Heart Disease and LDL

You’ve heard of “bad cholesterol.”  It’s not what you think.  Cholesterol is a form of fat your body uses for many purposes.  You’re mostly water.  Fat doesn’t dissolve in water, i.e., your blood.  So fats are packaged in “lipoproteins,” little round balloons of protein with fats inside.  Those fats are triglyceride and cholesterol molecules.  Low density lipoproteins (LDL) are the balloons coming from your liver to the tissues carrying the fats you eat or make from sugar.  High density lipoproteins (HDL) carry “non-estified cholesterol” (don’t ask me…) from the tissues back to the liver for processing.

In the early years of studying HDL and LDL, researchers thought they found a correlation between higher levels of LDL, arterial plaques where LDL gets plastered and stuck on artery walls, and heart attacks caused by arterial blockage due to the plaques.  They noticed that LDL seemed to increase if you ate more fat.  They particularly focussed on saturated fats from animals. So eating fat must cause heart attacks, right?

Wrong, according to modern research.  Recently an analysis of the supposed evidence used to make the 1977 and 1983 low fat diet guidelines found the evidence wasn’t proper randomized controlled trials (Harcombe et al, 2015).  In “The Big Fat Surprise”, Nina Teicholz cites the work of Dr.

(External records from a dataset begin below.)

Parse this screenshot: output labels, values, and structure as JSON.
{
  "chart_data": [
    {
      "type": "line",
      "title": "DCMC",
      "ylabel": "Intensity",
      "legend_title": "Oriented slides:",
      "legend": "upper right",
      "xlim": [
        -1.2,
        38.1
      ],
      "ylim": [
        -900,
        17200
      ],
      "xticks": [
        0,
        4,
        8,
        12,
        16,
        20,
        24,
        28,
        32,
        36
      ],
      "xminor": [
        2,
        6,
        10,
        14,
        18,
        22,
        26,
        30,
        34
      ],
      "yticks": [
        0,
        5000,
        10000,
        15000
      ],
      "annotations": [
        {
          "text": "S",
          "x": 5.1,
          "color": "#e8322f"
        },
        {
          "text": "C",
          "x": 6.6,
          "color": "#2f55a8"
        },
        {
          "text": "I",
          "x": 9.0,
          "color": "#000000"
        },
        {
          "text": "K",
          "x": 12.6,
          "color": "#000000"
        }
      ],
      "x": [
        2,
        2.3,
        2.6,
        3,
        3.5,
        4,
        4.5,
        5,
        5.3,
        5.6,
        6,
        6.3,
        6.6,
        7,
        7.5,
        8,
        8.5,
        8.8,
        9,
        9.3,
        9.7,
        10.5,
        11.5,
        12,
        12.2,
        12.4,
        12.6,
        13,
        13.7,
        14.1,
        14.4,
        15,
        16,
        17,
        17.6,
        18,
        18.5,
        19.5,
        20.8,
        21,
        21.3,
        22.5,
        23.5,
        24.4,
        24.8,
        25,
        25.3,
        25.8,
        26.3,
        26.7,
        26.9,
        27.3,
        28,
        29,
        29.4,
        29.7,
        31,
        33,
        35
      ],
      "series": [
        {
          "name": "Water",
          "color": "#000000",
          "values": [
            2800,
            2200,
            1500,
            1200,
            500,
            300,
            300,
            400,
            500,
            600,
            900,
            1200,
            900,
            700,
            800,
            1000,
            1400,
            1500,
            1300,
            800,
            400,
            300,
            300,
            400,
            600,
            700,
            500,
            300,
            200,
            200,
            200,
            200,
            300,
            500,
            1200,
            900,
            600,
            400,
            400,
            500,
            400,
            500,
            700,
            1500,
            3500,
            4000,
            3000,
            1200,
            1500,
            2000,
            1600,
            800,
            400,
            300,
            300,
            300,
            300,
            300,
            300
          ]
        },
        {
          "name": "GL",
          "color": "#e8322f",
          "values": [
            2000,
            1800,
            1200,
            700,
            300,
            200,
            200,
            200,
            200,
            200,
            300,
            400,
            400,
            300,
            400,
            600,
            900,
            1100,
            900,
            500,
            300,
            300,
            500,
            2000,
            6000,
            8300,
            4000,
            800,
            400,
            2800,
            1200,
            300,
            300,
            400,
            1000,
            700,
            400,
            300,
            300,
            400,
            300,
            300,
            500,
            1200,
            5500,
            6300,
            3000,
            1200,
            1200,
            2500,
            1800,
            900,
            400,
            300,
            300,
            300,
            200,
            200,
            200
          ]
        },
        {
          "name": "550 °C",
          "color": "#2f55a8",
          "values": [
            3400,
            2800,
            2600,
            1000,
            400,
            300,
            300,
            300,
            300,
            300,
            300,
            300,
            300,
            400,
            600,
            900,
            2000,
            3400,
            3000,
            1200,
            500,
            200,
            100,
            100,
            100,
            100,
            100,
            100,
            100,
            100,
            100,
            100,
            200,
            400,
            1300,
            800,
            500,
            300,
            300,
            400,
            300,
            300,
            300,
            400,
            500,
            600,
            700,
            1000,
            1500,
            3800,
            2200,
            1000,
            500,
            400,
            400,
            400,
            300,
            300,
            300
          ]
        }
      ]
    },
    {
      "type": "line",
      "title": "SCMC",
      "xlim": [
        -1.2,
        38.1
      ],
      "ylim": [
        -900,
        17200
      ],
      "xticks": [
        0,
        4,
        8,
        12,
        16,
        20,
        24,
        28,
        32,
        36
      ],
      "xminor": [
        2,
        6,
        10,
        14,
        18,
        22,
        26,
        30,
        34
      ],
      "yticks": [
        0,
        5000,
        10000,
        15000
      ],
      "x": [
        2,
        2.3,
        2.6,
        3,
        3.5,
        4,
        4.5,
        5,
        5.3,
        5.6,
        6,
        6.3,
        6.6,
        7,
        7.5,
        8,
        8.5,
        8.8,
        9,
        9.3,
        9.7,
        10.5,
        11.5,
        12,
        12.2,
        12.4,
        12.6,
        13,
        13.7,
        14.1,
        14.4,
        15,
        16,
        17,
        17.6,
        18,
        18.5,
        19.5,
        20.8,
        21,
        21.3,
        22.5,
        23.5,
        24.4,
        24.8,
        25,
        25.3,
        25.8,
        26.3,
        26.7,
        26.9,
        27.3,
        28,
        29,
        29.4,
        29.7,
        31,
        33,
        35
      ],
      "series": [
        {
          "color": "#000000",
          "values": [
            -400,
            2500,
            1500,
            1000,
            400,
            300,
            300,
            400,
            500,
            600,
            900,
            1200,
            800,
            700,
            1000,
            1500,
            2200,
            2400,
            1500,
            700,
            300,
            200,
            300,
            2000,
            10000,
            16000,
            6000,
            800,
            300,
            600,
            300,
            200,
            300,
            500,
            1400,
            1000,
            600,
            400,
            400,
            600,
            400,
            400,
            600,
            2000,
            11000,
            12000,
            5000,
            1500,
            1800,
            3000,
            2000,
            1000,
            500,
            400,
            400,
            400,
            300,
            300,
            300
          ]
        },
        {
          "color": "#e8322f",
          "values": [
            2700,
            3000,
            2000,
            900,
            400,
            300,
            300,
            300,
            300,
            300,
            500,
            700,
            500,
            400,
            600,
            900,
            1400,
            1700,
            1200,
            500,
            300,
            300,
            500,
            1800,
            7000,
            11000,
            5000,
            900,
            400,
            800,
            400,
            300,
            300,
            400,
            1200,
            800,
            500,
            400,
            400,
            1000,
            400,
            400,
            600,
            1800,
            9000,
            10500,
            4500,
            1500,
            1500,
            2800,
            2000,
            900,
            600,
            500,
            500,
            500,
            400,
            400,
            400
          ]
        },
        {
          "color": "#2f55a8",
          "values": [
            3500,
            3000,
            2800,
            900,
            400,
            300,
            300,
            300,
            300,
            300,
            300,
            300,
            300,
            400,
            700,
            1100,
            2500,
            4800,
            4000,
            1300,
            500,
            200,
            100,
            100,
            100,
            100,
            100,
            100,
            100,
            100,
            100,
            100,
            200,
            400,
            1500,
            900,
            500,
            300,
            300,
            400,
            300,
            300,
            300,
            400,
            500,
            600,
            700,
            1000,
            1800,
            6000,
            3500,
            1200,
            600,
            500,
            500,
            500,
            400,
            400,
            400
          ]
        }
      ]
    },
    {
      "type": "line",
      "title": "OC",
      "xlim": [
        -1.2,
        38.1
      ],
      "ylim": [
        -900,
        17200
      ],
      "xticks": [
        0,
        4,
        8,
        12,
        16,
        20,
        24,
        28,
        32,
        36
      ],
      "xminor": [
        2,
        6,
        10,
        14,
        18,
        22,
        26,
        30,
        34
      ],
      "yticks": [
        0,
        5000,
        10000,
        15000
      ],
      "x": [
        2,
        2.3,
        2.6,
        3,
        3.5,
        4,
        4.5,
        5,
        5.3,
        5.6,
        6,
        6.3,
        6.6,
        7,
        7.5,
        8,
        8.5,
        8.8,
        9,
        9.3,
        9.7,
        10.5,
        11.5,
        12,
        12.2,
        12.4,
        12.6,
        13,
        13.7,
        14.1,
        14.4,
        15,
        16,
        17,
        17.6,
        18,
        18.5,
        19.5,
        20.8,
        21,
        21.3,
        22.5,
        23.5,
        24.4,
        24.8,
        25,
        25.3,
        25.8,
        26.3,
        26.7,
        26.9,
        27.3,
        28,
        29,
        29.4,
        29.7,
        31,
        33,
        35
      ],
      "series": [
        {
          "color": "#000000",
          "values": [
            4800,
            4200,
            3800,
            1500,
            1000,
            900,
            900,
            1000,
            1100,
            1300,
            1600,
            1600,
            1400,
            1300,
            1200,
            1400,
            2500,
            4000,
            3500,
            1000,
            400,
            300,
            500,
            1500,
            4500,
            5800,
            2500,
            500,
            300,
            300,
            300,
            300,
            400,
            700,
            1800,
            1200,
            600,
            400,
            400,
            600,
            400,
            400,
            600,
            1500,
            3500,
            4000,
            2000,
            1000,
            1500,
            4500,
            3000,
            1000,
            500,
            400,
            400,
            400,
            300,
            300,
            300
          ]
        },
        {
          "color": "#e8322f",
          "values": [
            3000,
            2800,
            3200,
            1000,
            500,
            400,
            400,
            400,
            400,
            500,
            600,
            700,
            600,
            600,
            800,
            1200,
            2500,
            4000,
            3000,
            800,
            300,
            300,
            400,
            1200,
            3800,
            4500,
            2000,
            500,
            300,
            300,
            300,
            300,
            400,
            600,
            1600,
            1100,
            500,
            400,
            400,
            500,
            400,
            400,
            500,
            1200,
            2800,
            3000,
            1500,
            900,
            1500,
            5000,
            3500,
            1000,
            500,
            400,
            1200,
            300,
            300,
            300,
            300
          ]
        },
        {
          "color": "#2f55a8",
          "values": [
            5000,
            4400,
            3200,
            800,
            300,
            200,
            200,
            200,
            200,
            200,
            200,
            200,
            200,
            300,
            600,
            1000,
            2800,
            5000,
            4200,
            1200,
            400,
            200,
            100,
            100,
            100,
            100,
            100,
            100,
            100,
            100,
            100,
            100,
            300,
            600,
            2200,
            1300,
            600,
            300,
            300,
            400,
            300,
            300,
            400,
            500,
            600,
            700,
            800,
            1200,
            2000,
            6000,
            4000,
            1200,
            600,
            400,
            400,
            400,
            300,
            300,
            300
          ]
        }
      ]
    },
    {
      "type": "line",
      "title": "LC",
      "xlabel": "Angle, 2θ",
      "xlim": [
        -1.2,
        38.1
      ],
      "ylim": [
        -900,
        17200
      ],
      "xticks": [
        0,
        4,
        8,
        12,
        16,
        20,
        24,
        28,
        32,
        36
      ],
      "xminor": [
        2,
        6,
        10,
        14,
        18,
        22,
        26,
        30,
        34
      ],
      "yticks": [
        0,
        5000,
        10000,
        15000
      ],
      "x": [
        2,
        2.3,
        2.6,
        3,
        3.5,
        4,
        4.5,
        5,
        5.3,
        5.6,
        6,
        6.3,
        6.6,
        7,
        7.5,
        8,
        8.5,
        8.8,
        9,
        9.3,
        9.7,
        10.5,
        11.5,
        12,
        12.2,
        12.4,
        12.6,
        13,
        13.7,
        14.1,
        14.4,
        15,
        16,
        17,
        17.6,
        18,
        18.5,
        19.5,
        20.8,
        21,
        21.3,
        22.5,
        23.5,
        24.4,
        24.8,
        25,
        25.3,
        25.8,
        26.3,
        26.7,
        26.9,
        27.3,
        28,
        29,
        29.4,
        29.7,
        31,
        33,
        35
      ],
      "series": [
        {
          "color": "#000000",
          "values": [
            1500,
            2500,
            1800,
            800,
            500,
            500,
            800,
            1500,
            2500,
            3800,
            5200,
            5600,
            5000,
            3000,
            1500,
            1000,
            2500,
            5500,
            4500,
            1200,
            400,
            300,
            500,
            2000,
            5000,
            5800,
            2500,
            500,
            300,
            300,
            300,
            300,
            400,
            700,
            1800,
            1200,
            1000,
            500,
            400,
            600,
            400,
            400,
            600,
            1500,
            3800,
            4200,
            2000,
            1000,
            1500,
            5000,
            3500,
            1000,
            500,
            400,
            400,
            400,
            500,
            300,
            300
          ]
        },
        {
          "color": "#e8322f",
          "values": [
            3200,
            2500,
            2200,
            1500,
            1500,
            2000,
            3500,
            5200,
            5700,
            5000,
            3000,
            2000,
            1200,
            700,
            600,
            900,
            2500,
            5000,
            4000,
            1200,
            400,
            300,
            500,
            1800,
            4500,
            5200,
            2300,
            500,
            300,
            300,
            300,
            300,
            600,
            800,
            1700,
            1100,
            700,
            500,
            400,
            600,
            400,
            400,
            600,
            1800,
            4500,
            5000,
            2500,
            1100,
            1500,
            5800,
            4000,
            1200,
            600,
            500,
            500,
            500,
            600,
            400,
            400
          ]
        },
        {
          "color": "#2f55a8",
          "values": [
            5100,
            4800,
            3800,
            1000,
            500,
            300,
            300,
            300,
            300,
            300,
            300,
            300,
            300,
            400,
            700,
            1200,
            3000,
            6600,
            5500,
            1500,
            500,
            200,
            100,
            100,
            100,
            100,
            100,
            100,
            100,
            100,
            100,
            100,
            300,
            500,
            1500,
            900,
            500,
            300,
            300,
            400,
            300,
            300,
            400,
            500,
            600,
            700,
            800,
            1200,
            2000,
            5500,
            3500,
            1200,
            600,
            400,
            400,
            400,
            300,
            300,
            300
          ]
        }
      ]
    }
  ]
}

Robert Krauss, which Lustig, Volek, and Phinney also discuss in their respective writings.  It turns out LDL is produced in a range of particle sizes, depending on what you eat.  If you eat a lot of fat, your liver makes more “large buoyant LDL.”  Your total LDL may be high, but large buoyant LDL doesn’t form plaques.  If you eat a lot of sugar or easily digested carbohydrates (breads, pastries, etc.), the particle size distribution shifts toward “small dense LDL.”  Those nasty little things often lodge on artery walls and make plaques.  That can lead to a blocked artery and a heart attack.  This correlates nicely with Johnson’s claim that when societies started eating sugar, their medical literature started reporting heart disease.

Measuring the LDL particle size distribution is a relatively new idea.  The Vertical auto profile (VAP) method is more complicated than traditional methods.  My GP told me his medical group wouldn’t perform the test.  I’m relatively confident I’m at low risk for heart disease, but I’m still curious.